He certainly wasn't perfect, but Lee's "Bad Old Man" could certainly do some fighting.
Agreed with that assesment. As ole` Jubal put it to a major "we haven't taken Washington, but we scared Abe Lincoln like hell."I tend to agree with Bill. Early's mission was a desperate hail-mary attempt to distract Grant and give Lee some breathing room. Early accomplished all that could be realistically expected of him but it was ultimately for naught.
I don't think you can call Early's operations from June to October a single campaign. I think it was two campaigns, one from June to August and another from August to October. The dividing point is Sheridan being appointed to command the Union forces facing Early.
In the first campaign, Early was not only successful but was spectacularly successful.
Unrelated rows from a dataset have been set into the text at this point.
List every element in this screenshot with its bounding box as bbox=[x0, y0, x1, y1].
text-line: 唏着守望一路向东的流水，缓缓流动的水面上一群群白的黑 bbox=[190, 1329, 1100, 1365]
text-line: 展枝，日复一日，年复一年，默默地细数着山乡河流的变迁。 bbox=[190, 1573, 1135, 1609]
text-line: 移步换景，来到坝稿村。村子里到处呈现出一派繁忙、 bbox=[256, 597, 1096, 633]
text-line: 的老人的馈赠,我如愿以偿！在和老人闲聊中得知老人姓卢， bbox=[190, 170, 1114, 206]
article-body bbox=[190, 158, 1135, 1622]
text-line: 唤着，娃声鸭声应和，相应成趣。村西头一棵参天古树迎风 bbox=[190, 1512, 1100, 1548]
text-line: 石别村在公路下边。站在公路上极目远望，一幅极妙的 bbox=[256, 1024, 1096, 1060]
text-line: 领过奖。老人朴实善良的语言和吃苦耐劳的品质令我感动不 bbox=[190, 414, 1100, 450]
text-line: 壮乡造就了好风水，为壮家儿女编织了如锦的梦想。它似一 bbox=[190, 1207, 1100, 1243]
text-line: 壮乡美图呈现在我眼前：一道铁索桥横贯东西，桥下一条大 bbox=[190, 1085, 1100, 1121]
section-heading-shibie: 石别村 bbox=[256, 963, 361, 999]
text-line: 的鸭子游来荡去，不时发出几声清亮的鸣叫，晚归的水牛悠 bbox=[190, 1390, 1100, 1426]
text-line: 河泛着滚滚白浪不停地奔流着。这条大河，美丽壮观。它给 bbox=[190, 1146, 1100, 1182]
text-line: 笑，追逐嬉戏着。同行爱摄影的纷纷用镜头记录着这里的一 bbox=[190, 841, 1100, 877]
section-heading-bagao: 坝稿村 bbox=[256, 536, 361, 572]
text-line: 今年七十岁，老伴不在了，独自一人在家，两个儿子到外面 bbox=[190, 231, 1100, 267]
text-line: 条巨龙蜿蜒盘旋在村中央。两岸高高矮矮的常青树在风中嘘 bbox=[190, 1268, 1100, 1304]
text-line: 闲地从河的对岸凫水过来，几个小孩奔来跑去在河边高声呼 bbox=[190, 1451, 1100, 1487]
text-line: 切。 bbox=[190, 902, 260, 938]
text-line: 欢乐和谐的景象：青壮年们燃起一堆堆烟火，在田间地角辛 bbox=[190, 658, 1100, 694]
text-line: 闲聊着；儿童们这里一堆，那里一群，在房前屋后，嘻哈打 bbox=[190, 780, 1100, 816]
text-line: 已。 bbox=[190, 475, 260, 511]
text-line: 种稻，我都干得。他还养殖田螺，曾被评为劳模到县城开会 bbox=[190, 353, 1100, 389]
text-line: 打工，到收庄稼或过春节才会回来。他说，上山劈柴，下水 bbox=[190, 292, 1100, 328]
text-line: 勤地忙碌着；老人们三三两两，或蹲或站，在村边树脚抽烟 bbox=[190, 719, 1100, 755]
He drove Union forces out of the Valley, reduced the pressure on Lee by drawing off the XI Corps and part of another corps from Petersburg, secured critical agricultural land for the Confederacy, humiliated the Lincoln administration by coming so close to Washington at a time when Lincoln was increasingly likely to lose the 1864 election, gathered supplies and secured money from enemy territory, raised Southern morale, lowered Northern morale, and inflicted three tactical defeats on the Union army (Monocacy, Cool Springs, and Second Kernstown). And all this with a force of only about 14,000 men!
In the second campaign, it can't be said that it was a success. Early successively lost three battles against Sheridan (Third Winchester, Fisher's Hill, and Cedar Creek) and his army was basically wrecked. But it was far from a humiliating failure. With between 15,000-20,000 men against Sheridan's 45,000 or so, Early fought hard and inflicted heavy casualties at Third Winchester and pulled off a spectacular surprise attack at Cedar Creek. I frankly doubt anyone could have done a better job than Early did.
Which was really all he could have been expected to do.Early stayed in the Valley until March of 1865, when his entire force, minus him and his staff, was captured by G A Custer at the battle of Waynesboro. He stopped Hunter cold at Lynchburg and ran the Feds out of the Valley, but all it really did was postpone the inevitable. Still, I think it's a good question.
His "Fatal Pause" at Cedar Creek was his failure. He should have heeded the advice of Gen. Gordon, and victory would have been the result.